Mapt — Microtubule Associated Protein Tau plays an important role in the study of neurodegenerative diseases. This page provides comprehensive information about this topic, including its mechanisms, significance in disease processes, and therapeutic implications.
Mapt — Microtubule Associated Protein Tau is an important component in the neurobiology of neurodegenerative diseases. This page provides detailed information about its structure, function, and role in disease processes.
| Property | Value |
|---|---|
| Gene Symbol | MAPT |
| Full Name | Microtubule-Associated Protein Tau |
| Chromosomal Location | 17q21.31 |
| NCBI Gene ID | 4137 |
| OMIM ID | 157140 |
| Ensembl ID | ENSG00000186868 |
| UniProt ID | P10636 |
| Encoded Protein | Tau protein |
| Associated Diseases | Alzheimer's disease, frontotemporal dementia, progressive supranuclear palsy, corticobasal degeneration |
MAPT encodes the microtubule-associated protein tau (tau), a neuronal microtubule-stabilizing protein that plays critical roles in axonal transport, neuronal polarity, and synaptic function. In Alzheimer's disease and related tauopathies, tau becomes hyperphosphorylated, aggregates into neurofibrillary tangles, and loses its normal functions.
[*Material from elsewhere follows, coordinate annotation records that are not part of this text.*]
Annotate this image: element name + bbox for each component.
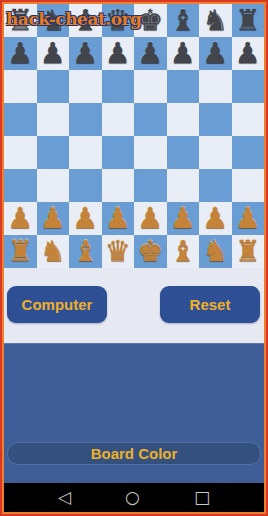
piece-white-pawn[interactable]: ♟ [137,202,163,235]
recents-icon[interactable]: □ [194,483,210,512]
square-e3[interactable] [134,169,167,202]
square-g8[interactable]: ♞ [199,4,232,37]
square-a2[interactable]: ♟ [4,202,37,235]
square-d3[interactable] [102,169,135,202]
piece-white-pawn[interactable]: ♟ [7,202,33,235]
piece-black-pawn[interactable]: ♟ [170,37,196,70]
square-d8[interactable]: ♛ [102,4,135,37]
square-d7[interactable]: ♟ [102,37,135,70]
piece-white-knight[interactable]: ♞ [40,235,66,268]
square-f8[interactable]: ♝ [167,4,200,37]
square-b4[interactable] [37,136,70,169]
square-f3[interactable] [167,169,200,202]
square-f4[interactable] [167,136,200,169]
square-e1[interactable]: ♚ [134,235,167,268]
info-panel: Board Color [4,343,264,483]
home-icon[interactable]: ○ [125,483,140,512]
piece-white-knight[interactable]: ♞ [202,235,228,268]
piece-black-pawn[interactable]: ♟ [235,37,261,70]
square-d5[interactable] [102,103,135,136]
square-g4[interactable] [199,136,232,169]
piece-white-rook[interactable]: ♜ [7,235,33,268]
board-color-button[interactable]: Board Color [7,442,261,465]
piece-black-pawn[interactable]: ♟ [105,37,131,70]
square-f7[interactable]: ♟ [167,37,200,70]
square-e7[interactable]: ♟ [134,37,167,70]
piece-black-rook[interactable]: ♜ [7,4,33,37]
back-icon[interactable]: ◁ [58,483,71,512]
square-g6[interactable] [199,70,232,103]
square-d6[interactable] [102,70,135,103]
square-e2[interactable]: ♟ [134,202,167,235]
piece-white-king[interactable]: ♚ [137,235,163,268]
piece-black-pawn[interactable]: ♟ [137,37,163,70]
controls-strip: Computer Reset [4,268,264,343]
piece-black-pawn[interactable]: ♟ [40,37,66,70]
android-navbar: ◁ ○ □ [4,483,264,512]
square-b6[interactable] [37,70,70,103]
piece-white-queen[interactable]: ♛ [105,235,131,268]
piece-white-pawn[interactable]: ♟ [40,202,66,235]
square-b2[interactable]: ♟ [37,202,70,235]
piece-white-rook[interactable]: ♜ [235,235,261,268]
square-g5[interactable] [199,103,232,136]
square-b5[interactable] [37,103,70,136]
square-c8[interactable]: ♝ [69,4,102,37]
square-d2[interactable]: ♟ [102,202,135,235]
square-e6[interactable] [134,70,167,103]
piece-white-pawn[interactable]: ♟ [105,202,131,235]
square-c5[interactable] [69,103,102,136]
app-frame: hack-cheat.org ♜♞♝♛♚♝♞♜♟♟♟♟♟♟♟♟♟♟♟♟♟♟♟♟♜… [0,0,268,516]
piece-black-knight[interactable]: ♞ [202,4,228,37]
piece-black-bishop[interactable]: ♝ [170,4,196,37]
square-g1[interactable]: ♞ [199,235,232,268]
piece-black-pawn[interactable]: ♟ [72,37,98,70]
square-b1[interactable]: ♞ [37,235,70,268]
piece-white-pawn[interactable]: ♟ [72,202,98,235]
piece-black-pawn[interactable]: ♟ [7,37,33,70]
square-c1[interactable]: ♝ [69,235,102,268]
square-f5[interactable] [167,103,200,136]
square-g3[interactable] [199,169,232,202]
square-f6[interactable] [167,70,200,103]
square-c7[interactable]: ♟ [69,37,102,70]
square-h1[interactable]: ♜ [232,235,265,268]
square-a6[interactable] [4,70,37,103]
square-h6[interactable] [232,70,265,103]
square-c2[interactable]: ♟ [69,202,102,235]
square-b7[interactable]: ♟ [37,37,70,70]
piece-white-pawn[interactable]: ♟ [202,202,228,235]
piece-black-pawn[interactable]: ♟ [202,37,228,70]
square-f1[interactable]: ♝ [167,235,200,268]
square-e5[interactable] [134,103,167,136]
square-c6[interactable] [69,70,102,103]
square-c3[interactable] [69,169,102,202]
square-a5[interactable] [4,103,37,136]
square-b8[interactable]: ♞ [37,4,70,37]
square-h3[interactable] [232,169,265,202]
square-h4[interactable] [232,136,265,169]
square-h2[interactable]: ♟ [232,202,265,235]
square-h5[interactable] [232,103,265,136]
chess-board: ♜♞♝♛♚♝♞♜♟♟♟♟♟♟♟♟♟♟♟♟♟♟♟♟♜♞♝♛♚♝♞♜ [4,4,264,268]
square-g2[interactable]: ♟ [199,202,232,235]
square-a8[interactable]: ♜ [4,4,37,37]
square-e8[interactable]: ♚ [134,4,167,37]
piece-black-knight[interactable]: ♞ [40,4,66,37]
square-a3[interactable] [4,169,37,202]
square-f2[interactable]: ♟ [167,202,200,235]
computer-button[interactable]: Computer [7,286,107,323]
piece-black-king[interactable]: ♚ [137,4,163,37]
square-e4[interactable] [134,136,167,169]
square-h7[interactable]: ♟ [232,37,265,70]
square-c4[interactable] [69,136,102,169]
piece-white-pawn[interactable]: ♟ [170,202,196,235]
piece-white-pawn[interactable]: ♟ [235,202,261,235]
square-a7[interactable]: ♟ [4,37,37,70]
piece-white-bishop[interactable]: ♝ [170,235,196,268]
reset-button[interactable]: Reset [160,286,260,323]
square-g7[interactable]: ♟ [199,37,232,70]
square-b3[interactable] [37,169,70,202]
piece-white-bishop[interactable]: ♝ [72,235,98,268]
square-h8[interactable]: ♜ [232,4,265,37]
square-a1[interactable]: ♜ [4,235,37,268]
square-a4[interactable] [4,136,37,169]
piece-black-rook[interactable]: ♜ [235,4,261,37]
square-d1[interactable]: ♛ [102,235,135,268]
square-d4[interactable] [102,136,135,169]
piece-black-queen[interactable]: ♛ [105,4,131,37]
piece-black-bishop[interactable]: ♝ [72,4,98,37]
app-screen: hack-cheat.org ♜♞♝♛♚♝♞♜♟♟♟♟♟♟♟♟♟♟♟♟♟♟♟♟♜… [2,2,266,514]
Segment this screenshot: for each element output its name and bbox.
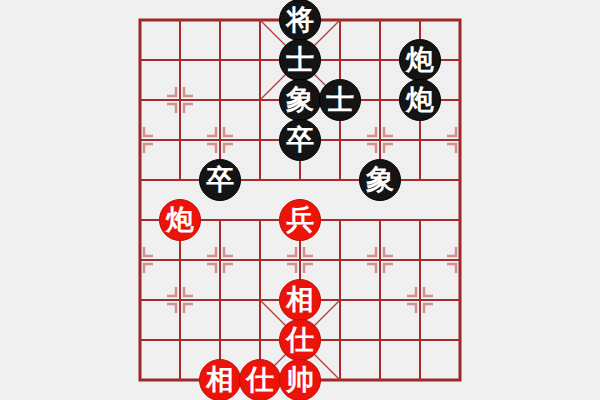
intersection-7-9[interactable]: [400, 360, 440, 400]
intersection-4-7[interactable]: 相: [280, 280, 320, 320]
intersection-7-5[interactable]: [400, 200, 440, 240]
intersection-3-6[interactable]: [240, 240, 280, 280]
intersection-3-0[interactable]: [240, 0, 280, 40]
intersection-7-8[interactable]: [400, 320, 440, 360]
intersection-2-2[interactable]: [200, 80, 240, 120]
intersection-1-9[interactable]: [160, 360, 200, 400]
intersection-1-7[interactable]: [160, 280, 200, 320]
piece-red-elephant[interactable]: 相: [199, 359, 241, 400]
intersection-3-3[interactable]: [240, 120, 280, 160]
intersection-5-6[interactable]: [320, 240, 360, 280]
intersection-3-8[interactable]: [240, 320, 280, 360]
intersection-4-9[interactable]: 帅: [280, 360, 320, 400]
intersection-4-3[interactable]: 卒: [280, 120, 320, 160]
piece-black-elephant[interactable]: 象: [359, 159, 401, 201]
piece-black-soldier[interactable]: 卒: [199, 159, 241, 201]
intersection-3-9[interactable]: 仕: [240, 360, 280, 400]
intersection-5-7[interactable]: [320, 280, 360, 320]
intersection-6-6[interactable]: [360, 240, 400, 280]
intersection-5-4[interactable]: [320, 160, 360, 200]
piece-black-elephant[interactable]: 象: [279, 79, 321, 121]
intersection-2-8[interactable]: [200, 320, 240, 360]
piece-black-advisor[interactable]: 士: [319, 79, 361, 121]
piece-red-soldier[interactable]: 兵: [279, 199, 321, 241]
intersection-0-0[interactable]: [120, 0, 160, 40]
intersection-1-5[interactable]: 炮: [160, 200, 200, 240]
intersection-0-1[interactable]: [120, 40, 160, 80]
intersection-5-9[interactable]: [320, 360, 360, 400]
piece-red-cannon[interactable]: 炮: [159, 199, 201, 241]
intersection-7-2[interactable]: 炮: [400, 80, 440, 120]
intersection-1-3[interactable]: [160, 120, 200, 160]
intersection-3-7[interactable]: [240, 280, 280, 320]
intersection-2-5[interactable]: [200, 200, 240, 240]
intersection-8-9[interactable]: [440, 360, 480, 400]
piece-black-general[interactable]: 将: [279, 0, 321, 41]
intersection-0-7[interactable]: [120, 280, 160, 320]
intersection-8-2[interactable]: [440, 80, 480, 120]
intersection-2-7[interactable]: [200, 280, 240, 320]
xiangqi-app: 将士炮象士炮卒卒象炮兵相仕相仕帅: [0, 0, 600, 400]
intersection-1-1[interactable]: [160, 40, 200, 80]
piece-black-advisor[interactable]: 士: [279, 39, 321, 81]
intersection-1-2[interactable]: [160, 80, 200, 120]
piece-red-advisor[interactable]: 仕: [279, 319, 321, 361]
intersection-4-6[interactable]: [280, 240, 320, 280]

Key normal physiological functions include:
The MAPT gene produces six tau isoforms through alternative splicing (0N, 1N, 2N; 3R, 4R).
Tau pathology correlates strongly with cognitive decline in AD:
Over 50 MAPT mutations cause autosomal dominant FTDP-17:
The H1 haplotype of MAPT is the major genetic risk factor:
Also associated with MAPT H1 haplotype:
Tau is predominantly expressed in neurons:
The Allen Brain Atlas shows high MAPT expression in:
Mapt — Microtubule Associated Protein Tau plays an important role in the study of neurodegenerative diseases. This page provides comprehensive information about this topic, including its mechanisms, significance in disease processes, and therapeutic implications.
The study of Mapt — Microtubule Associated Protein Tau has evolved significantly over the past decades. Research in this area has revealed important insights into the underlying mechanisms of neurodegeneration and continues to drive therapeutic development.
Historical context and key discoveries in this field have shaped our current understanding and will continue to guide future research directions.